Whirlpool (the appliance manufacturer) donated washers and driers to schools and increased attendance.
According to Whirlpool's research, one in five school children report difficulty finding clean clothes to wear to school. It turns out that offering free in-school laundry services to kids with attendance problems increases their attendance.
When compared to factors like economic opportunity, unemployment, and institutional racism, laundry seems pretty inconsequential in the fight to keep kids in school. But while that might be the case for their parents, for a ten-year-old who already has the odds stacked against them, having nothing clean to wear to school could be the deciding factor in whether or not they want to face their classmates that day.
I can remember my grandmother telling me that she thought lunches in schools were a wonderful innovation, because they didn't have anything like that when she was a girl, and many children couldn't come because they wouldn't have lunch. I'm sure back then nobody thought of lunch as something school should provide. Now apparently laundry is the next big innovation.
(Score: 2) by GreatAuntAnesthesia on Thursday August 18 2016, @11:23AM
That has to be one of the most bizarre, rambling, barely on-topic posts I've ever read on SN, and that's saying something. VLM have you been drinking fabric conditioner again?

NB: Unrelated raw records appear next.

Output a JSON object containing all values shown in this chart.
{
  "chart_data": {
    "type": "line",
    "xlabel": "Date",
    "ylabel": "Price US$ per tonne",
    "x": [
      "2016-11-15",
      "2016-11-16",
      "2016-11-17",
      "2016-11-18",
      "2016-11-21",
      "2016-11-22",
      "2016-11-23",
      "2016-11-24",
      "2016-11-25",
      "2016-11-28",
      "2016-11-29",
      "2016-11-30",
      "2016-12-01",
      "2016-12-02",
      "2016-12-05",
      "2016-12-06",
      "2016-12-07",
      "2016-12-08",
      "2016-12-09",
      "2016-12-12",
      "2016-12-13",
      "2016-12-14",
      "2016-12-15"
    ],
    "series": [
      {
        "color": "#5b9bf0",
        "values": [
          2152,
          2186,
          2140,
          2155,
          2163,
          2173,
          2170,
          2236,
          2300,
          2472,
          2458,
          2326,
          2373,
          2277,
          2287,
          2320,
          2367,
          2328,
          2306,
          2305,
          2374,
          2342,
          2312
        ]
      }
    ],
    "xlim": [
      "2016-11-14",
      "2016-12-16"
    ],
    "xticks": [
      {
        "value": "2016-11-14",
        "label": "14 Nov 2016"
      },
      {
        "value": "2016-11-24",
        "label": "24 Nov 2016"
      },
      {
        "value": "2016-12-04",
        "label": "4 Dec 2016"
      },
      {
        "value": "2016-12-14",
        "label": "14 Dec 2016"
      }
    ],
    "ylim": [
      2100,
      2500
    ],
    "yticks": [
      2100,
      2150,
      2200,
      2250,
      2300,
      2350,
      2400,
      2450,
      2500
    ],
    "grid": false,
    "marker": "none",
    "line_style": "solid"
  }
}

(Score: 2) by VLM on Friday August 19 2016, @12:13PM
I was pretty sleepy.... Sometimes my most interesting posts (if not most logical) are written in a complete haze.
There was / is a fad in old fashioned lit departments about authors getting drunk/high therefore they produce important lit Kerouac because lack of normal self control increases creativity etc and I'll stand by the idea that being so sleepy I can barely hit the "submit" button is, um, literature, yeah thats it.